Toujours selon les données du NORA, les réactions anaphylactiques chez les seniors sont associées à moins de douleurs abdominales mais plus de troubles sphinctériens, moins de dyspnée, moins de prurit et d'urticaire, mais davantage de perte de connaissance, de problèmes hémodynamiques, qui contribuent à la gravité de la réaction, a souligné le Dr Morisset.

Les données sur 20 ans du réseau d'allergovigilance vont également dans ce sens. Entre 2002 et 2022, 214 cas d'anaphylaxie chez des personnes entre 60 et 93 ans ont été rapportés au réseau, avec 50,5% de grade III et 3% de grade IV (46,5% de grade II) ainsi qu'un décès. Une prise en charge médicale a été assurée pour 87% des cas mais l'adrénaline utilisée seulement dans 37%!

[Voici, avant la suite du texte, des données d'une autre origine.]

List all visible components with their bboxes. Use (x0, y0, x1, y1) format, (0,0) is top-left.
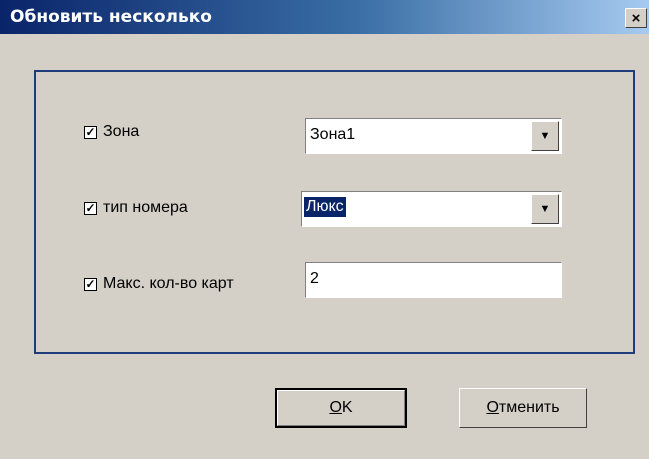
ok-button[interactable]: OK (275, 388, 407, 428)
checkmark-icon: ✓ (85, 277, 96, 291)
max-cards-input[interactable]: 2 (305, 262, 562, 298)
room-type-dropdown-button[interactable]: ▼ (531, 194, 559, 224)
checkmark-icon: ✓ (85, 125, 96, 139)
max-cards-checkbox[interactable]: ✓ (84, 277, 97, 291)
close-icon: × (631, 9, 641, 27)
max-cards-label: Макс. кол-во карт (103, 275, 234, 292)
zone-label: Зона (103, 123, 140, 140)
checkmark-icon: ✓ (85, 201, 96, 215)
cancel-button[interactable]: Отменить (459, 388, 587, 428)
close-button[interactable]: × (625, 8, 647, 28)
max-cards-value: 2 (310, 270, 319, 287)
room-type-dropdown-value: Люкс (303, 196, 347, 218)
zone-dropdown-button[interactable]: ▼ (531, 121, 559, 151)
chevron-down-icon: ▼ (539, 130, 551, 142)
zone-dropdown[interactable]: Зона1 ▼ (305, 118, 562, 154)
ok-button-face: OK (277, 390, 405, 426)
zone-checkbox-row[interactable]: ✓ Зона (84, 123, 139, 141)
ok-label: OK (329, 399, 353, 416)
chevron-down-icon: ▼ (539, 203, 551, 215)
room-type-checkbox-row[interactable]: ✓ тип номера (84, 199, 188, 217)
room-type-checkbox[interactable]: ✓ (84, 201, 97, 215)
title-bar: Обновить несколько × (0, 0, 649, 34)
room-type-label: тип номера (103, 199, 188, 216)
room-type-dropdown[interactable]: Люкс ▼ (301, 191, 562, 227)
window-title: Обновить несколько (10, 7, 212, 27)
max-cards-checkbox-row[interactable]: ✓ Макс. кол-во карт (84, 275, 234, 293)
zone-dropdown-value: Зона1 (310, 126, 356, 143)
cancel-label: Отменить (486, 399, 560, 416)
zone-checkbox[interactable]: ✓ (84, 125, 97, 139)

Risque accru avec certains médicaments et l'alcool

Il apparaît qu'une comorbidité cardiaque est un facteur de sévérité et l'atopie, un facteur protecteur. Parmi les quatre cas de grade IV, un patient avait un trouble du rythme cardiaque et un autre, une bronchopneumopathie chronique obstructive (BPCO); deux patients avaient un traitement cardiaque, l'un un bêta-bloquant et l'autre un inhibiteur de l'enzyme de conversion (IEC), et deux avaient bu de l'alcool.

L'alcool est un cofacteur connu de l'anaphylaxie et augmente la sensibilisation IgE médiée aux aliments. Or, même si la consommation globale diminue en France, 10% des adultes déclaraient boire de l'alcool tous les jours en 2017 et ils étaient 26% chez les 65-75 ans. Même si elle date de 1996, l'étude Paquid menée dans le Bordelais avait identifié une consommation régulière d'alcool chez les plus de 65 ans, et notamment jusqu'à 25% de ceux vivant en institution, a souligné le Dr Morisset.

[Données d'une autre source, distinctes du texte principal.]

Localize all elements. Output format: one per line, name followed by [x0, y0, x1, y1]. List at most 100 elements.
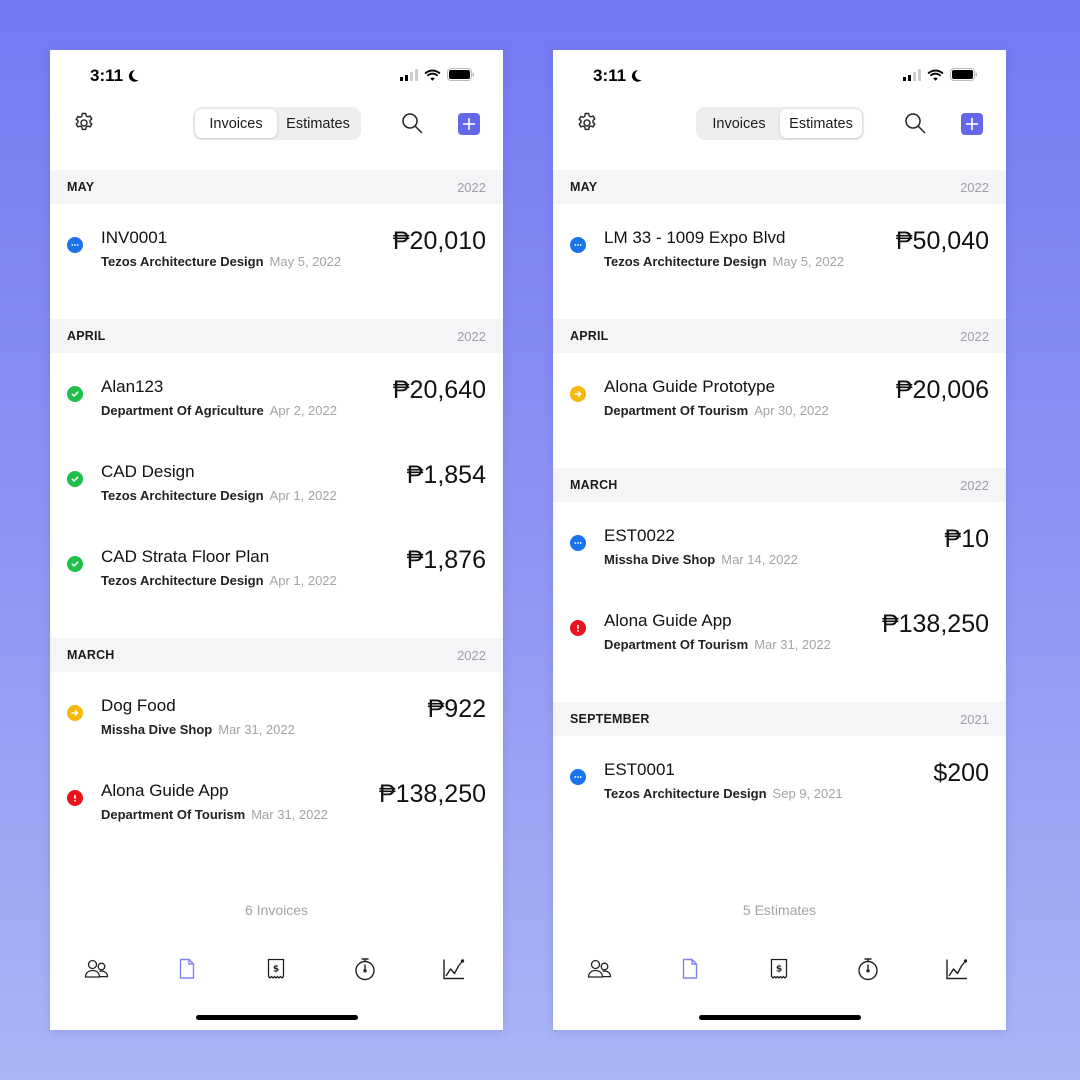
list-item[interactable]: CAD Strata Floor Plan Tezos Architecture … — [50, 531, 503, 616]
chart-icon — [442, 958, 466, 980]
signal-icon — [903, 68, 921, 81]
status-time-wrap: 3:11 — [90, 66, 140, 86]
status-paid-icon — [67, 556, 83, 572]
section-body: LM 33 - 1009 Expo Blvd Tezos Architecture… — [553, 204, 1006, 319]
add-button[interactable] — [458, 113, 480, 135]
search-icon[interactable] — [903, 111, 927, 135]
item-date: Apr 30, 2022 — [754, 403, 829, 418]
tab-estimates[interactable]: Estimates — [277, 109, 359, 138]
list-item[interactable]: Alan123 Department Of Agriculture Apr 2, 2… — [50, 361, 503, 446]
add-button[interactable] — [961, 113, 983, 135]
section-month: MAY — [570, 180, 598, 194]
item-title: CAD Strata Floor Plan — [101, 547, 270, 566]
item-date: May 5, 2022 — [269, 254, 342, 269]
tab-clients[interactable] — [82, 954, 112, 984]
battery-icon — [950, 68, 977, 81]
list-item[interactable]: INV0001 Tezos Architecture Design May 5, 2… — [50, 212, 503, 297]
phone-screen-estimates: 3:11 Invoices Estimates MAY 2022 LM 33 -… — [553, 50, 1006, 1030]
item-title: Alona Guide App — [101, 781, 229, 800]
plus-icon — [966, 118, 978, 130]
tab-bar: $ — [50, 954, 503, 984]
list-item[interactable]: EST0001 Tezos Architecture Design Sep 9, 2… — [553, 744, 1006, 829]
list-item[interactable]: Alona Guide App Department Of Tourism Mar … — [553, 595, 1006, 680]
section-month: MARCH — [570, 478, 618, 492]
timer-icon — [857, 957, 879, 981]
status-partial-icon — [67, 705, 83, 721]
item-date: Mar 31, 2022 — [251, 807, 328, 822]
item-client: Missha Dive Shop — [101, 722, 213, 737]
item-amount: ₱20,006 — [895, 376, 989, 404]
item-amount: $200 — [933, 759, 989, 787]
tab-invoices[interactable]: Invoices — [195, 109, 277, 138]
chart-icon — [945, 958, 969, 980]
item-subtitle: Missha Dive Shop Mar 14, 2022 — [604, 552, 798, 567]
item-amount: ₱922 — [427, 695, 486, 723]
status-icons — [903, 68, 978, 81]
item-title: EST0022 — [604, 526, 675, 545]
tab-reports[interactable] — [942, 954, 972, 984]
item-title: Alan123 — [101, 377, 164, 396]
status-sent-icon — [570, 535, 586, 551]
timer-icon — [354, 957, 376, 981]
status-sent-icon — [570, 769, 586, 785]
gear-icon[interactable] — [72, 111, 96, 135]
item-amount: ₱138,250 — [378, 780, 486, 808]
status-time: 3:11 — [90, 66, 124, 85]
tab-clients[interactable] — [585, 954, 615, 984]
section-year: 2022 — [960, 477, 989, 493]
tab-estimates[interactable]: Estimates — [780, 109, 862, 138]
document-count: 5 Estimates — [742, 902, 817, 918]
tab-expenses[interactable]: $ — [764, 954, 794, 984]
tab-reports[interactable] — [439, 954, 469, 984]
section-header: MARCH 2022 — [553, 468, 1006, 502]
gear-icon[interactable] — [575, 111, 599, 135]
section-year: 2022 — [457, 647, 486, 663]
tab-invoices[interactable]: Invoices — [698, 109, 780, 138]
section-month: APRIL — [67, 329, 106, 343]
item-date: May 5, 2022 — [772, 254, 845, 269]
list-item[interactable]: LM 33 - 1009 Expo Blvd Tezos Architecture… — [553, 212, 1006, 297]
item-subtitle: Tezos Architecture Design Sep 9, 2021 — [604, 786, 843, 801]
svg-text:$: $ — [776, 965, 782, 975]
tab-time-tracking[interactable] — [853, 954, 883, 984]
item-subtitle: Department Of Agriculture Apr 2, 2022 — [101, 403, 337, 418]
section-year: 2022 — [457, 179, 486, 195]
status-paid-icon — [67, 386, 83, 402]
list-item[interactable]: Alona Guide App Department Of Tourism Mar … — [50, 765, 503, 850]
signal-icon — [400, 68, 418, 81]
item-subtitle: Department Of Tourism Mar 31, 2022 — [101, 807, 328, 822]
item-client: Tezos Architecture Design — [101, 573, 264, 588]
tab-time-tracking[interactable] — [350, 954, 380, 984]
receipt-icon: $ — [769, 958, 789, 980]
item-amount: ₱138,250 — [881, 610, 989, 638]
section-body: Alona Guide Prototype Department Of Touri… — [553, 353, 1006, 468]
item-date: Apr 2, 2022 — [269, 403, 337, 418]
item-amount: ₱50,040 — [895, 227, 989, 255]
item-title: CAD Design — [101, 462, 195, 481]
item-date: Sep 9, 2021 — [772, 786, 843, 801]
list-item[interactable]: EST0022 Missha Dive Shop Mar 14, 2022 ₱10 — [553, 510, 1006, 595]
section-body: Alan123 Department Of Agriculture Apr 2, 2… — [50, 353, 503, 638]
section-header: MARCH 2022 — [50, 638, 503, 672]
search-icon[interactable] — [400, 111, 424, 135]
list-item[interactable]: Alona Guide Prototype Department Of Touri… — [553, 361, 1006, 446]
invoices-estimates-toggle: Invoices Estimates — [696, 107, 864, 140]
tab-documents[interactable] — [172, 954, 202, 984]
item-subtitle: Department Of Tourism Apr 30, 2022 — [604, 403, 829, 418]
wifi-icon — [424, 69, 441, 81]
item-date: Apr 1, 2022 — [269, 488, 337, 503]
item-title: LM 33 - 1009 Expo Blvd — [604, 228, 786, 247]
tab-expenses[interactable]: $ — [261, 954, 291, 984]
status-paid-icon — [67, 471, 83, 487]
list-item[interactable]: CAD Design Tezos Architecture Design Apr 1… — [50, 446, 503, 531]
section-body: EST0001 Tezos Architecture Design Sep 9, 2… — [553, 736, 1006, 851]
list-item[interactable]: Dog Food Missha Dive Shop Mar 31, 2022 ₱922 — [50, 680, 503, 765]
item-date: Mar 31, 2022 — [754, 637, 831, 652]
item-subtitle: Tezos Architecture Design Apr 1, 2022 — [101, 573, 337, 588]
section-body: Dog Food Missha Dive Shop Mar 31, 2022 ₱922… — [50, 672, 503, 872]
tab-documents[interactable] — [675, 954, 705, 984]
section-body: INV0001 Tezos Architecture Design May 5, 2… — [50, 204, 503, 319]
section-month: MARCH — [67, 648, 115, 662]
document-icon — [681, 958, 699, 980]
section-header: APRIL 2022 — [553, 319, 1006, 353]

Les autres cofacteurs d'anaphylaxie connus sont les bêta-bloquants, les IEC et les sartans, les AINS, les inhibiteurs de la pompe à protons (IPP) et l'exercice.

Concernant les aliments provoquant des anaphylaxies chez les seniors dans le réseau d'allergovigilance, ce sont principalement des produits de la mer (17,8%), des viandes (15,4%), des légumineuses (15%), des fruits et légumes (14,5%), des fruits à coques (9,8%), des céréales (9,3%) et des graines (4,7%).

L'allergologue a souligné que les compléments alimentaires hyperprotéinés parfois donnés en institution peuvent contenir des allergènes cachés, notamment du soja, et rappelé l'existence des réactions croisées, notamment chez les personnes allergiques au pollen de bouleau lorsqu'elles mangent certains aliments.

La malnutrition/dénutrition étant en outre fréquente chez les résidents d'Ehpad mais aussi les seniors en long séjour, sans compter les patients en perte d'autonomie, elle a souligné l'importance de former les diététiciens et nutritionnistes qui suivent cette population à l'allergie alimentaire, en particulier en cas de troubles cognitifs, et s'est interrogée sur l'application du règlement concernant l'information du consommateur sur les denrées alimentaires (INCO) en établissement.

Outre cette formation, le Dr Morisset a souligné l'importance de former également les soignants à l'anaphylaxie, y compris en cas de troubles cognitifs, mais aussi les aidants, et de mettre en place un projet d'accueil individualisé (PAI), en particulier en cas d'hospitalisation. "Il faut un PAI pour papi", a-t-elle conclu.